De toute évidence, l’épuisement mondial des ressources naturelles et la hausse de leurs prix due aux perturbations naturelles constituent des obstacles à l’accumulation du capital, mais le capital tente constamment de les surmonter en développant de nouvelles technologies, en découvrant de nouvelles valeurs d’usage et en ouvrant de nouveaux marchés, signification propre de la « grande influence civilisatrice du capital ». Cependant, puisque ces développements des technologies et des sciences naturelles provoqués par le capital sont motivés par la seule logique de la valorisation, ils ne font que renforcer l’aliénation humaine de la nature. Pour illustrer cette question, il suffirait de dire que la fracturation du pétrole et du gaz naturel stimule l’émission de gaz à effet de serre malgré sa production soi-disant « propre » et « sécurisée ».
Marx a clairement reconnu ce point en mars 1868 lorsqu’il a trouvé une « tendance socialiste » chez Carl Fraas, un agronome allemand, qui mettait en garde contre une déforestation excessive en Europe. Selon Fraas, le développement des moyens de transport a permis la déforestation dans les zones plus élevées de la montagne, ce qui était trop coûteux auparavant. Cependant, ce « développement » provoque un effet négatif énorme sur le climat local, la température changeante et la sécheresse de l’atmosphère d’une manière défavorable à la flore et à la faune originales comprenant l’agriculture et l’agriculture pratiquées par les paysanneries locales. Dans ses dernières années, Marx a sérieusement étudié comment les nouveaux développements des technologies renforceraient la puissance et l’élasticité du capital, tout en entraînant l’épuisement du sol, la déforestation, le changement climatique et l’extinction des espèces.
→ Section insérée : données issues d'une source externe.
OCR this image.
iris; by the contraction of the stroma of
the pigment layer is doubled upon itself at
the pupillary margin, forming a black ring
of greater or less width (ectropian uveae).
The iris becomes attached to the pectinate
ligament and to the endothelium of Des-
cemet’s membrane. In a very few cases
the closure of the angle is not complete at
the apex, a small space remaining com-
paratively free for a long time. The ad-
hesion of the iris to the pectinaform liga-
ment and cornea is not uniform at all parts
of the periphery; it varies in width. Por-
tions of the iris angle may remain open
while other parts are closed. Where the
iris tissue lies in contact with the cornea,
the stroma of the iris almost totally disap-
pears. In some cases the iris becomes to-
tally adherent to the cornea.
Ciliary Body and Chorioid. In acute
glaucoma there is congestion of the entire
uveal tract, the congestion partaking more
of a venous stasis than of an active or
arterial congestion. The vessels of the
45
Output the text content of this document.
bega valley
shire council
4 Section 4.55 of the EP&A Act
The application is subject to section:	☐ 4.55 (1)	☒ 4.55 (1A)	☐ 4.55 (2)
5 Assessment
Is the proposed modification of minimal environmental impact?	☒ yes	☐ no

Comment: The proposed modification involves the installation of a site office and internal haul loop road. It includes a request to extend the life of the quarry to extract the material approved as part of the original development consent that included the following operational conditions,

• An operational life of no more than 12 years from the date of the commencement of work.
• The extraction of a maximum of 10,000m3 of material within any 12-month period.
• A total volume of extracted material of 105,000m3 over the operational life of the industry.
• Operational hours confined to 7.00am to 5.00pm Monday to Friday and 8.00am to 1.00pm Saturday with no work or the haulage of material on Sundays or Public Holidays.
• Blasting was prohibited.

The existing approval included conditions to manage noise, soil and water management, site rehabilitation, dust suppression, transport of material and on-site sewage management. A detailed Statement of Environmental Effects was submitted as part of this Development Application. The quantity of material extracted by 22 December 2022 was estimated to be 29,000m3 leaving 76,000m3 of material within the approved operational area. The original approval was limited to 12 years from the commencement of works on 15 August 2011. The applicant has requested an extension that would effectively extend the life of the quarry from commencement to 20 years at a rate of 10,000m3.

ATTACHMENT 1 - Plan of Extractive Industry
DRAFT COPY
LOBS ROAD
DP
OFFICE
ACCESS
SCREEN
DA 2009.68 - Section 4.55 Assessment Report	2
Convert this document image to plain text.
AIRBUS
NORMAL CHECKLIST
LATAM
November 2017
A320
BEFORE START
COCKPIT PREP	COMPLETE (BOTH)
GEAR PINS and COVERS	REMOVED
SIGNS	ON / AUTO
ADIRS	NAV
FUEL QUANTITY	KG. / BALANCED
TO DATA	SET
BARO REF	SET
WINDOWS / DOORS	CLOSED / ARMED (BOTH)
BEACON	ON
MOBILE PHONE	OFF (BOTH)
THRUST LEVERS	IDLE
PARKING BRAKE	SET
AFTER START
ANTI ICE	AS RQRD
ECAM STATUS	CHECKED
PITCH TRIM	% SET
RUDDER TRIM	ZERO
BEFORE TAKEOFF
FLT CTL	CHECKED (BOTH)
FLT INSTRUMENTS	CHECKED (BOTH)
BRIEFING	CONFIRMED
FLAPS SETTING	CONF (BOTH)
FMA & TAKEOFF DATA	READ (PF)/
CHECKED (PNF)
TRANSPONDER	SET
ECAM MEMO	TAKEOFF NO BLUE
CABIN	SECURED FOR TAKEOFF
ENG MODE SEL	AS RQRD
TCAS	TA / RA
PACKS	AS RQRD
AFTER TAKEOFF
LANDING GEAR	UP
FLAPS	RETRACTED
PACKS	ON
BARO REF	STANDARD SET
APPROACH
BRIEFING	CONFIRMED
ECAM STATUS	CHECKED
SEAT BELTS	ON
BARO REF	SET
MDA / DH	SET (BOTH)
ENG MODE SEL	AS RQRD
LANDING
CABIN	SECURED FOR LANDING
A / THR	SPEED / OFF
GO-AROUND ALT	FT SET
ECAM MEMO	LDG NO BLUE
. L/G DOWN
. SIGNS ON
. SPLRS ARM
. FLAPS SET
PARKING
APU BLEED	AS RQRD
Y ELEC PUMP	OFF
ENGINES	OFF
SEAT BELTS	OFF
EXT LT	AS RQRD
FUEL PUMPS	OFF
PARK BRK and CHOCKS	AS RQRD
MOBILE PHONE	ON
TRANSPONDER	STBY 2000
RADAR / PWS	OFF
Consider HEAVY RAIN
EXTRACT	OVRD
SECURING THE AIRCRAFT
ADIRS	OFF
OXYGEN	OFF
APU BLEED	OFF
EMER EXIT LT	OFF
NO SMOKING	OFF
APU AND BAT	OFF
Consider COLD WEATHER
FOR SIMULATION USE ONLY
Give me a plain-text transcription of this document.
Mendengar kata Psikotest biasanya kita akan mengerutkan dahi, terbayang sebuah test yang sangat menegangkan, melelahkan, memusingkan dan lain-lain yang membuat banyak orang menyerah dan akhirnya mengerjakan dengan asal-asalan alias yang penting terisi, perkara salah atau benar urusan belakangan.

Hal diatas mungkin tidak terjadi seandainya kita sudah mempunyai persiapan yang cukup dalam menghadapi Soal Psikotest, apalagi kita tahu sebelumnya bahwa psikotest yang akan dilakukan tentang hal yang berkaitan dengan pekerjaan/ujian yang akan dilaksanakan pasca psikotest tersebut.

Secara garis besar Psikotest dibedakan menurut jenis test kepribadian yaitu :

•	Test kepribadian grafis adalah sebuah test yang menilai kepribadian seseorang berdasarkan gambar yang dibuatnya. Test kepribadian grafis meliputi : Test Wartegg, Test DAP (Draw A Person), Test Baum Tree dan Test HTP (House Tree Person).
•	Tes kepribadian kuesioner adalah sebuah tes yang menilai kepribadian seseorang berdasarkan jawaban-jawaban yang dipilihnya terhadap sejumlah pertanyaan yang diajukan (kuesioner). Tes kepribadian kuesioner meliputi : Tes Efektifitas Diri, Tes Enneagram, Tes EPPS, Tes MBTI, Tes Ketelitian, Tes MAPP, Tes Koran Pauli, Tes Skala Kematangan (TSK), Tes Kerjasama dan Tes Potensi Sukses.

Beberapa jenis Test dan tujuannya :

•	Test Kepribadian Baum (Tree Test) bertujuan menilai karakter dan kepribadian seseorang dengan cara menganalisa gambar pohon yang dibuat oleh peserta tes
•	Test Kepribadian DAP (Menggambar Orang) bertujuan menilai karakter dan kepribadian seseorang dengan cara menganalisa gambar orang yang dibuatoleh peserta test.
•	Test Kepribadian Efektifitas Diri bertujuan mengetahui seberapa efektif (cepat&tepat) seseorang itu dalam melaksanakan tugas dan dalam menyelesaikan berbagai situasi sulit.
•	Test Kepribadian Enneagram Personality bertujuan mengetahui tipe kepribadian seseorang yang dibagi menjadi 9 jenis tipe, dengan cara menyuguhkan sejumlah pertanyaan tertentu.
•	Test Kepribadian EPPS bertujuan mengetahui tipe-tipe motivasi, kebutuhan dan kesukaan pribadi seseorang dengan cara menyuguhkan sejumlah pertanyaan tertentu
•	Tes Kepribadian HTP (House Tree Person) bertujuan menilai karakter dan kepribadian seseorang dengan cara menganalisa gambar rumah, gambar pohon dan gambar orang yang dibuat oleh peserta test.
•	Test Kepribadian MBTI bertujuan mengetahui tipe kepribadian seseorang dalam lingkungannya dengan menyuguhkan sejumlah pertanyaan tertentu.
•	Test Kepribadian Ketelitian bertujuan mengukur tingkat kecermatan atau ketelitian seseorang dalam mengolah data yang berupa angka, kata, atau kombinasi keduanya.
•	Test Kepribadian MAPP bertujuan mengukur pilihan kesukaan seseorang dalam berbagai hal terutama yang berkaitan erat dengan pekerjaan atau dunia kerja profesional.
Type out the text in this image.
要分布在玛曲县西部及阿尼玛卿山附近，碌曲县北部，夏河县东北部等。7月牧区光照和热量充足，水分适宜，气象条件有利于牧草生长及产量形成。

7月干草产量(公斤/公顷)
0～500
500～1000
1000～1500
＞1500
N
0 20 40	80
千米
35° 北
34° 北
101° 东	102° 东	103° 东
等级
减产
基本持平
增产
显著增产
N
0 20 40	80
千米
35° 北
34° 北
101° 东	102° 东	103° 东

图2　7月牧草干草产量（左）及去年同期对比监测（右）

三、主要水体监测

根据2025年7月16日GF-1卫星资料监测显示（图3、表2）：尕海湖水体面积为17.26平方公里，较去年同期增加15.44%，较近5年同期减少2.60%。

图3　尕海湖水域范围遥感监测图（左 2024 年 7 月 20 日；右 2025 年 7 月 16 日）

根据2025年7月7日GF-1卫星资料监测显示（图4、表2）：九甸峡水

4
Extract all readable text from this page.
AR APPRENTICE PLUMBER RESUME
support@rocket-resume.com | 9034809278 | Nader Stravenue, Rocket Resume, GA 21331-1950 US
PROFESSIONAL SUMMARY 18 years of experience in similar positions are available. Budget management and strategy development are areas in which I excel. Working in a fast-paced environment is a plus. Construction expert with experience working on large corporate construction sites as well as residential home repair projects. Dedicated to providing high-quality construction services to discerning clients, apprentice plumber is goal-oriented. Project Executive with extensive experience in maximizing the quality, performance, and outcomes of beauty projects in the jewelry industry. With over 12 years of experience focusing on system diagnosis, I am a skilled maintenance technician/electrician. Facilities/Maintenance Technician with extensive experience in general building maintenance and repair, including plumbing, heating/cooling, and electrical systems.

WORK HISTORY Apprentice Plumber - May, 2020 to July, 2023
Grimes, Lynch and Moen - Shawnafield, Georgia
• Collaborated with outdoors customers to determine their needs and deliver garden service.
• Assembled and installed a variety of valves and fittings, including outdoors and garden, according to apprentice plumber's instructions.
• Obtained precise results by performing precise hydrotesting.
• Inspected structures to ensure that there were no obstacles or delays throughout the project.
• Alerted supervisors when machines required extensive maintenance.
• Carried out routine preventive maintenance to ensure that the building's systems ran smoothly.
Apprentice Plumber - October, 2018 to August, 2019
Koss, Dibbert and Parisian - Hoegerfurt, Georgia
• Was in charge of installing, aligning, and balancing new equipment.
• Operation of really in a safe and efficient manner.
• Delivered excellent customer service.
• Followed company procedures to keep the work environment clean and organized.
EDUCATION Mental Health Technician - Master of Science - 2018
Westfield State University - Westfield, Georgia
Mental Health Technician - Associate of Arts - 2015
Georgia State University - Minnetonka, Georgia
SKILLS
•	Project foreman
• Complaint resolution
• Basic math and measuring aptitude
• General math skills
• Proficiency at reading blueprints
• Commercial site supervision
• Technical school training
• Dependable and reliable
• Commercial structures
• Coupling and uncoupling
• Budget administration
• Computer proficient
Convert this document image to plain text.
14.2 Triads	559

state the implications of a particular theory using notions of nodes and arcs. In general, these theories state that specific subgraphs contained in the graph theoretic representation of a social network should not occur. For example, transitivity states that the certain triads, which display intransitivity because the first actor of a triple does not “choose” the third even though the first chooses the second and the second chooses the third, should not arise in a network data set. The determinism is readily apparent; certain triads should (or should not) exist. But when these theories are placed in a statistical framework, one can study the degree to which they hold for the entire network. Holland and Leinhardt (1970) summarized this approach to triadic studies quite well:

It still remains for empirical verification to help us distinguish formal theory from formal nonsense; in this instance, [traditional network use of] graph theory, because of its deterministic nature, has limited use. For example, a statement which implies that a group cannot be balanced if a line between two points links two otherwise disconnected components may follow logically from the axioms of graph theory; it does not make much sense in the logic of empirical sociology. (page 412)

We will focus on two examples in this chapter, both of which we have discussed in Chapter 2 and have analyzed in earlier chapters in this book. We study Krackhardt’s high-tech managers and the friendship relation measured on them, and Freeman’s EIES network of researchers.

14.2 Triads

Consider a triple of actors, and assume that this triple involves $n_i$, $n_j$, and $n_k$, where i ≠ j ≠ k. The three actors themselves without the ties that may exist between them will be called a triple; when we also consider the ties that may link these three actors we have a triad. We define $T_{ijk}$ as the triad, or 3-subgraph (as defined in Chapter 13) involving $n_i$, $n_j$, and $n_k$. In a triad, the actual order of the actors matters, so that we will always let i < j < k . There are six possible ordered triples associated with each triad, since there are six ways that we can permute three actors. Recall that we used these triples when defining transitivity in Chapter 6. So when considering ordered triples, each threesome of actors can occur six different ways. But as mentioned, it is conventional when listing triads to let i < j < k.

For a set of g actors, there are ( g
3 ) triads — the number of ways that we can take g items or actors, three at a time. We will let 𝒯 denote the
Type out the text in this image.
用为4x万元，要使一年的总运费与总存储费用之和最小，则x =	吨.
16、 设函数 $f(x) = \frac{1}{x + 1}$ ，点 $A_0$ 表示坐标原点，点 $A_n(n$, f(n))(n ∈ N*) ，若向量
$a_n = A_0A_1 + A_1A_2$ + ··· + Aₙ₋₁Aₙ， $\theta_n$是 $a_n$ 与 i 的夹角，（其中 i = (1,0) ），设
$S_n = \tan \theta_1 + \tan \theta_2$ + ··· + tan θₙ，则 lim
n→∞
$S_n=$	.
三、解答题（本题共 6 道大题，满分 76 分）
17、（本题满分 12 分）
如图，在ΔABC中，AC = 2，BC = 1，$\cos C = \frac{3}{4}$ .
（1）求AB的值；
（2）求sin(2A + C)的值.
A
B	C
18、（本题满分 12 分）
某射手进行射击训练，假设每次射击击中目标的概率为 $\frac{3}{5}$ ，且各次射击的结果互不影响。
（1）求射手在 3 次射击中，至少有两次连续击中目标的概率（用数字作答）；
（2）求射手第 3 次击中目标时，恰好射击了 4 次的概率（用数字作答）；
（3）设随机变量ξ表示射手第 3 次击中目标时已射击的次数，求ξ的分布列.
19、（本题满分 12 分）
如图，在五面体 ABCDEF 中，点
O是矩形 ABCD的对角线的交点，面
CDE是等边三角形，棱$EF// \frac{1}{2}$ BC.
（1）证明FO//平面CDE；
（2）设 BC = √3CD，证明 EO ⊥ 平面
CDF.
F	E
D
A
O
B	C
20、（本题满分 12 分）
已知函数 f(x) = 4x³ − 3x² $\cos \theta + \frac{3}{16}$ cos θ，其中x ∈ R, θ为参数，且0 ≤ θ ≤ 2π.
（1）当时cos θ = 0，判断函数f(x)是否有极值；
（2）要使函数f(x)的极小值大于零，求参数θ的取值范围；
Marx ne connaissait certes pas les causes exactes du réchauffement climatique, mais ce n’est pas un déficit majeur car Marx ne prétendait pas tout expliquer. Jusqu’au dernier moment de sa vie, il était très désireux d’intégrer de nouvelles découvertes dans la science naturelle dans son analyse des fractures métaboliques. Il n’a pas été capable d’atteindre pleinement ce but, et le Capital est resté inachevé. Mais la théorie de la valeur de Marx a démontré la logique fondamentale de la façon dont le capitalisme crée inévitablement des fractures métaboliques globales. Puisque sa critique du « rift métabolique » fournit un fondement méthodologique à une analyse critique de la crise écologique mondiale actuelle, il nous incombe aujourd’hui de confirmer et de mettre à jour l’écologie de Marx pour le XXIe siècle en développant l’analyse synthétique de l’économie politique et des sciences naturelles comme une critique radicale du capitalisme.